Vance se giró, su mirada directa e inquebrantable. “Sí. Sabía que llevabas la tarjeta real. Sabía que correrías cuando pensaras que te había abandonado. Y sabía que Kincaid rastrearía la señal de tu huida. Fue un riesgo de veinte segundos para salvar tu vida y terminar con Kincaid para siempre. Fueron los peores veinte segundos de mi vida.”

Se acercó. “Te dije que soy un hombre frío, Elena. La parte más difícil no fue luchar contra los limpiadores. Fue verte correr, sabiendo que el dolor en tu rostro fue causado por mí. Lo siento.”

Fue la primera disculpa que escuché de él. Fue pesada y fue real.

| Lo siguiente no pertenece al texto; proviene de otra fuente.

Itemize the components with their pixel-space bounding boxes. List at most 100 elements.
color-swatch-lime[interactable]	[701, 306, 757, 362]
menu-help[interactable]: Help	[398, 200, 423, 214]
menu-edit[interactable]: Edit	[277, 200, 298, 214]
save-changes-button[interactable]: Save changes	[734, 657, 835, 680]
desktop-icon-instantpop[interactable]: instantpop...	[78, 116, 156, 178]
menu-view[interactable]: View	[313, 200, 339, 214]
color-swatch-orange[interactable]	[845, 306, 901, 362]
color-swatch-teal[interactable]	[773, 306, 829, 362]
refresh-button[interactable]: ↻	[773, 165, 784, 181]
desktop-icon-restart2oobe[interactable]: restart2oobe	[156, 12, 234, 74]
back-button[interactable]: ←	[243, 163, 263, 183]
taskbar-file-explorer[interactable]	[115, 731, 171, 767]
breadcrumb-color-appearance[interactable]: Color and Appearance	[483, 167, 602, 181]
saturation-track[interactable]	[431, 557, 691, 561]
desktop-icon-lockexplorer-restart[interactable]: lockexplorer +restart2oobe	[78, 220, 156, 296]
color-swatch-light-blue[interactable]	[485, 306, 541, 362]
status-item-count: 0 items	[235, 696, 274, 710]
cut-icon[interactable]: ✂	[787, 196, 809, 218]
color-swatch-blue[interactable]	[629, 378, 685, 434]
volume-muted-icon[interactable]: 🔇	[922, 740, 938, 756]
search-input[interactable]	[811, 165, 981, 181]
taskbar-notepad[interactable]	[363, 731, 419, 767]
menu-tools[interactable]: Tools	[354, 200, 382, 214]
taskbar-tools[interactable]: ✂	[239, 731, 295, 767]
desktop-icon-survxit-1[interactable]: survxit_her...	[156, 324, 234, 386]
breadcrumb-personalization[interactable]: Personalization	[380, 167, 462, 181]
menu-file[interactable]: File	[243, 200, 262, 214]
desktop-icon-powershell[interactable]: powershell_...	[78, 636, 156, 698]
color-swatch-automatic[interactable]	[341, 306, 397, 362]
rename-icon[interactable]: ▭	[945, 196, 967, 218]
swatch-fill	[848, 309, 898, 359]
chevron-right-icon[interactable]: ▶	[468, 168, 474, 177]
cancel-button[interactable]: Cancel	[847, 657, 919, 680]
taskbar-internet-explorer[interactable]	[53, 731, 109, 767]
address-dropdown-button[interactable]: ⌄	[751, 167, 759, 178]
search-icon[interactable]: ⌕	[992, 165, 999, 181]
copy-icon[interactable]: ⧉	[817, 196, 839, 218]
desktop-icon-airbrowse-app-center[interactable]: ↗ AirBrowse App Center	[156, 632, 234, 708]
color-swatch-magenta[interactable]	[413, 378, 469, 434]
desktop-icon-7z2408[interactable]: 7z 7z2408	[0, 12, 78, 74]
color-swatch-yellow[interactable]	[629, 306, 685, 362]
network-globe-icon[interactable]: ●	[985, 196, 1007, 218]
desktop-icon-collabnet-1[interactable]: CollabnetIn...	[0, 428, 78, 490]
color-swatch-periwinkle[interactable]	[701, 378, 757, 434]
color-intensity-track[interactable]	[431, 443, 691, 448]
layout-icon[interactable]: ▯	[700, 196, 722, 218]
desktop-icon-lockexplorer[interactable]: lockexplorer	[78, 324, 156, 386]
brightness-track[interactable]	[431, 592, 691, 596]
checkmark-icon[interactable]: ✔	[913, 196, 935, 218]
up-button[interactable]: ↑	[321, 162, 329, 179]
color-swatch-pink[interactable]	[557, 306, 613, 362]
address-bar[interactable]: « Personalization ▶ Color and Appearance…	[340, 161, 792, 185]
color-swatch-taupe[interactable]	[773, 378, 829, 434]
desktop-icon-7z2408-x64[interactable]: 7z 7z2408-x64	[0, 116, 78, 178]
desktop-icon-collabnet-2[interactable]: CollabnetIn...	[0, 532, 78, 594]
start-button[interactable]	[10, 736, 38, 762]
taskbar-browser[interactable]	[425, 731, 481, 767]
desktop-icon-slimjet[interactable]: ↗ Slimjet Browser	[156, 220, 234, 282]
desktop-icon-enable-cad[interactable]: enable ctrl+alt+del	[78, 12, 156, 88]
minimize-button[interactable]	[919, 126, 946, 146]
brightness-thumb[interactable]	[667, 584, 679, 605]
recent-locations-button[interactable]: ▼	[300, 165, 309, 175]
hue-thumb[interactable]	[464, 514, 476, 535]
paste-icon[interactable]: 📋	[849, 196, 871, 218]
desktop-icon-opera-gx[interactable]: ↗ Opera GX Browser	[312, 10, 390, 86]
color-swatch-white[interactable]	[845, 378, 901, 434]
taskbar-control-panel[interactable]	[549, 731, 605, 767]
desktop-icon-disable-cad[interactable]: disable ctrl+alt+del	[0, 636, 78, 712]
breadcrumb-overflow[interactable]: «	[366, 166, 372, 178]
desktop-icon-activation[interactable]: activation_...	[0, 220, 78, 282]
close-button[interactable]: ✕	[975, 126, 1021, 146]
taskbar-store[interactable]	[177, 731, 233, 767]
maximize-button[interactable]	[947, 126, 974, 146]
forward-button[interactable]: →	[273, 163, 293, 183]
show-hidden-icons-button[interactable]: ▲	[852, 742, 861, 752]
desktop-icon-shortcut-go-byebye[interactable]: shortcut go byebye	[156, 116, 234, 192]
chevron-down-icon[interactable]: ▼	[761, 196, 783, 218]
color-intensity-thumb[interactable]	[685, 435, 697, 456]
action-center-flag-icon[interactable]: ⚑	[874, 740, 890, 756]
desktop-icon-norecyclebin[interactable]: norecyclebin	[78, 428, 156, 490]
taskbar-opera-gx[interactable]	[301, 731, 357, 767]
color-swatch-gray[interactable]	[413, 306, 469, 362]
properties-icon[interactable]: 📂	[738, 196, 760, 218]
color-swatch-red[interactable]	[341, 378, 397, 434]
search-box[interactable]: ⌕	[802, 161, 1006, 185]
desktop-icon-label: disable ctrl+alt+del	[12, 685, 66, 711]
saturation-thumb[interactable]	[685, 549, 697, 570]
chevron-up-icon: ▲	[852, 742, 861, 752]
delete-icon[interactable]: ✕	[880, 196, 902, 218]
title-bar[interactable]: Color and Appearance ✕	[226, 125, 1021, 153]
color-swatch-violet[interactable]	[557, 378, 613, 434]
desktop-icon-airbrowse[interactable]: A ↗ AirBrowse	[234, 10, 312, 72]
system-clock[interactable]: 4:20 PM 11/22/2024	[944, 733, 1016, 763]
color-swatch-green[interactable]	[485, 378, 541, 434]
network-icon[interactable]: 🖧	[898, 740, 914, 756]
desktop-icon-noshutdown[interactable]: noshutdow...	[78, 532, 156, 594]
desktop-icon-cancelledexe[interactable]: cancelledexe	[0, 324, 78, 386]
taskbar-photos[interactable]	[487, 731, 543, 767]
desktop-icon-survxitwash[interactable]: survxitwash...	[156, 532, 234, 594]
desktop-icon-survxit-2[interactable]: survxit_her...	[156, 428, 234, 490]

Finalmente, tomé el pasaporte. Elara Dubois. Era una pizarra en blanco. Seguridad, libertad, una vida tranquila donde el único peligro era el aburrimiento.

“¿Confías en mí?” preguntó Vance.

“Me salvaste la vida dos veces,” dije. “Y arriesgaste tu vida por el Libro Mayor, incluso cuando pensabas que el que yo tenía era falso. Pero tienes razón. Eres un lobo, Sebastian. Me das miedo.”

“Bien,” admitió. “Deberías tener miedo. Vivo una vida peligrosa. Pero nunca lastimo a los míos.”


Capítulo 8: El Arma y el Arquitecto

 

Vance regresó a la mesa y tomó el contrato.

“Esta es la oferta final,” dijo Vance, su tono volviendo al millonario preciso y seguro de sí mismo. “No necesito una mesera, pero te necesito a ti. Eres rápida, observadora, y tu padre te dio la mente de un contador forense. Ves detalles en las sombras.”

“Necesito una socia, Elena. Alguien que sea leal y que entienda contra qué estamos luchando.”

Empujó el contrato hacia mí. “El dinero sigue siendo tuyo, los 10 millones. Pero en lugar de una nueva vida, obtienes un nuevo propósito. Te conviertes en la Jefa de Análisis de Investigación, de la división de seguridad privada de Vance Global.”

“Tu trabajo es diseccionar al próximo Kincaid. Me ayudas a limpiar esta ciudad… legal y extraoficialmente. Es peligroso, pero es significativo.”

Miré el pasaporte, luego el contrato. El pasaporte ofrecía paz. El contrato ofrecía guerra.

Miré a Sebastian, el hombre que era un monstruo solo para otros monstruos.

“¿Cuál es la primera cosa que analizamos?” pregunté, dejando caer el pasaporte sobre la mesa.

El rostro de Vance se rompió en una sonrisa lenta y satisfecha, una calidez genuina que no le había visto antes. “Sabía que eras una luchadora.”

Alcanzó la tarjeta de memoria, que ahora estaba conectada a una unidad segura. Abrió el archivo encriptado de nivel más alto en el Libro Mayor Kincaid. Era una lista de nombres bajo el título “El Comité de Supervisión”.

“Antes de morir, Kincaid creó una copia de seguridad final,” explicó Vance, señalando el nombre superior de la lista. “Esta es la verdadera cabeza de la Hidra. Kincaid era solo el músculo y el lavador de dinero.”

Me incliné, mi sangre bombeando con una familiar y aterradora excitación. Leí el nombre.

Era un nombre que dominaba los titulares, un nombre asociado con galas benéficas y política limpia.

Senador Alistair Finchum.

“El Libro Mayor es solo el comienzo,” murmuró Vance. “El Senador Finchum es el arquitecto. Es intocable, operando a plena vista.”

Miré a Vance, con un nuevo fuego en mis ojos, alimentado tanto por el miedo como por un feroz propósito. Acababa de cambiar la seguridad por la guerra.

“Entonces, vamos a la guerra,” dije.

No extrañaba mi uniforme de mesera en absoluto.

Y así es como el ruego desesperado de una mesera aterrorizada condujo a la caída de un sindicato global. Elena Ríos se enfrentó a un monstruo y encontró un camino hacia la redención, dándose cuenta de que el millonario de corazón frío que la compró era el único hombre lo suficientemente poderoso como para concederle la verdadera libertad. La libertad de contraatacar.

No elegí la vida fácil. Elegí la vida con un propósito, adentrándome en las sombras junto a Sebastian Vance.

Pero la historia no ha terminado. El Senador Finchum sigue ahí afuera. Y la verdadera pelea acaba de comenzar.